Por supuesto, ni en el la práctica terapéutica ni en los cuerpos teóricos de cada una de esas disciplinas suele ser tan fácil diferenciar la una de lo otra: los psicoanalistas se vuelven (por imperativo social, es decir, moral, o sea económico, pues no hay más Dios que el Dinero) un poco psicólogos, un poco pedagogos, un poco psicopedagogos; y los psicólogos (por necesidad del ejercitar el análisis en algún grado, para lograr sus objetivos) un poco en psicoanalistas. Ello me ha llevado a decir en más de una ocasión que la Psicología vive de las rentas (descubrimientos) producidas por el Psicoanálisis primigenio, y que el Psicoanálisis moderno sobrevive confundiéndose con la Psicología clínica (el caso de la deriva que Psicoanálisis fue tomando hasta el día de hoy en la norteamérica de los años 60 es la mejor expresión de ello). Luego, en contra del Psicoanálisis también habría muchas cosas que decir (pero no es lo que toca ahora), todas ellas, por cierto, debidas a la debilidad que han mostrado a la hora de defender una práctica crítica que no se someta a ninguna idea de ciencia, morales como son todas.
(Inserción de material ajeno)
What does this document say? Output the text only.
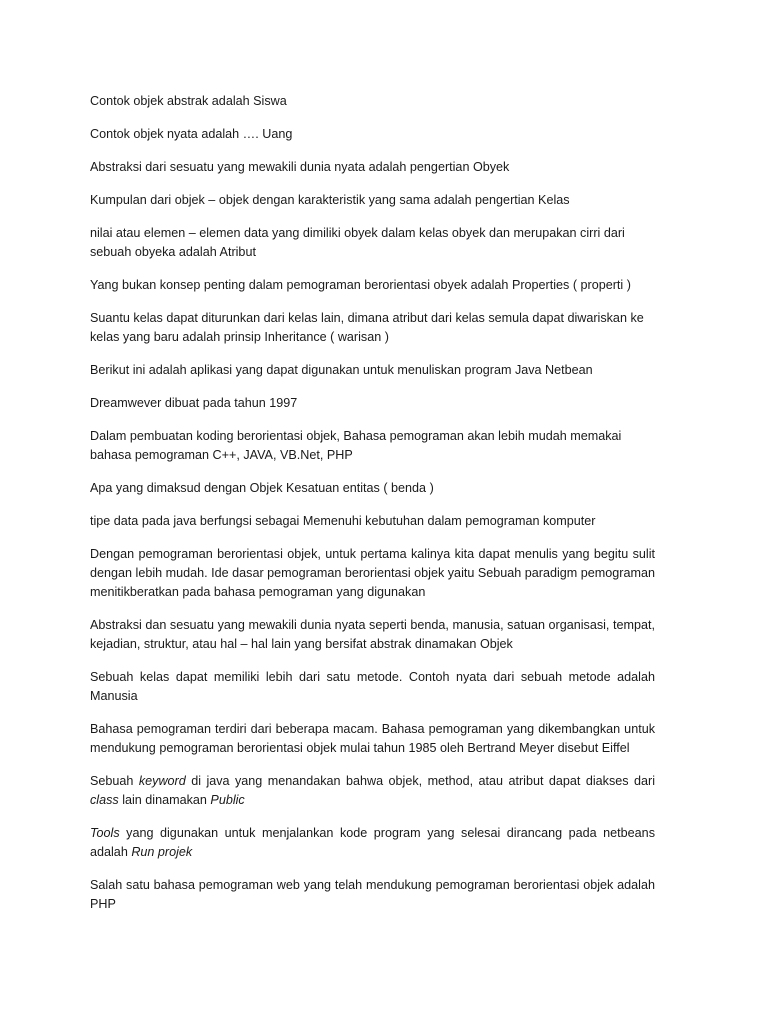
Contok objek abstrak adalah Siswa

Contok objek nyata adalah …. Uang

Abstraksi dari sesuatu yang mewakili dunia nyata adalah pengertian Obyek

Kumpulan dari objek – objek dengan karakteristik yang sama adalah pengertian Kelas

nilai atau elemen – elemen data yang dimiliki obyek dalam kelas obyek dan merupakan cirri dari sebuah obyeka adalah Atribut

Yang bukan konsep penting dalam pemograman berorientasi obyek adalah Properties ( properti )

Suantu kelas dapat diturunkan dari kelas lain, dimana atribut dari kelas semula dapat diwariskan ke kelas yang baru adalah prinsip Inheritance ( warisan )

Berikut ini adalah aplikasi yang dapat digunakan untuk menuliskan program Java Netbean

Dreamwever dibuat pada tahun 1997

Dalam pembuatan koding berorientasi objek, Bahasa pemograman akan lebih mudah memakai bahasa pemograman C++, JAVA, VB.Net, PHP

Apa yang dimaksud dengan Objek Kesatuan entitas ( benda )

tipe data pada java berfungsi sebagai Memenuhi kebutuhan dalam pemograman komputer

Dengan pemograman berorientasi objek, untuk pertama kalinya kita dapat menulis yang begitu sulit dengan lebih mudah. Ide dasar pemograman berorientasi objek yaitu Sebuah paradigm pemograman menitikberatkan pada bahasa pemograman yang digunakan

Abstraksi dan sesuatu yang mewakili dunia nyata seperti benda, manusia, satuan organisasi, tempat, kejadian, struktur, atau hal – hal lain yang bersifat abstrak dinamakan Objek

Sebuah kelas dapat memiliki lebih dari satu metode. Contoh nyata dari sebuah metode adalah Manusia

Bahasa pemograman terdiri dari beberapa macam. Bahasa pemograman yang dikembangkan untuk mendukung pemograman berorientasi objek mulai tahun 1985 oleh Bertrand Meyer disebut Eiffel

Sebuah keyword di java yang menandakan bahwa objek, method, atau atribut dapat diakses dari class lain dinamakan Public

Tools yang digunakan untuk menjalankan kode program yang selesai dirancang pada netbeans adalah Run projek

Salah satu bahasa pemograman web yang telah mendukung pemograman berorientasi objek adalah PHP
Para terminar: olvidamos a menudo que entre los padres de la Medicina, que en su mayoría pertenecían a la tradición (que no Escuela) del escepticismo pirrónico, era costumbre atacar muy duramente todas aquellas Ciencias y pretensiones científicas que no incluyeran a la Ética entre una de sus ciencias (Sexto Empírico mismamente, médico, y un tipo sentato a mi juicio, llegó a reivindicarla por encima de las demás). Pero cuidado: la Ética como disciplina no consiste ni consistía en otra cosa que en la investigación (dialécticamente reglada) dedicada a intentar responder a la pregunta "¿qué es bueno?" (luego, se entiende bien cómo es que los antiguos escépticos no podían admitir que ninguna Ciencia que busque intervenir en los cuerpos y la vida de las personas se desentendiera de plantear seriamente esa pregunta), de cuyas diversas respuestas, más o menos sistematizadas, derivarían las distintas doctrinas morales o escuelas. Pero como esa disciplina ha desaparecido en nuestro tiempo, lo que en su lugar ha quedado (y lo que en su lugar se entiende vulgarmente por ética) no es sino la doctrina moral dominante. Y no hay moralista más peligrosos que el que no cree profesar ninguna moral. En efecto, allí donde esa pregunta está proscrita por principio, lo que se impone son las creencias sociales de cada época, o sea la moral de turno, tanto más firmemente cuanto menos conciencia se tenga de ella.

En suma, la Ciencia no puede dejar de ser moral mientras no incluya en su seno la crítica o análisis de las instancias morales que sin conciencia la puedan estar moviendo (pero esa crítica no podrá, so pena de contradicción, ser científica). Dicho ésto, le invito al señor Nogueras a que se psicoanalice; a ver qué pasa.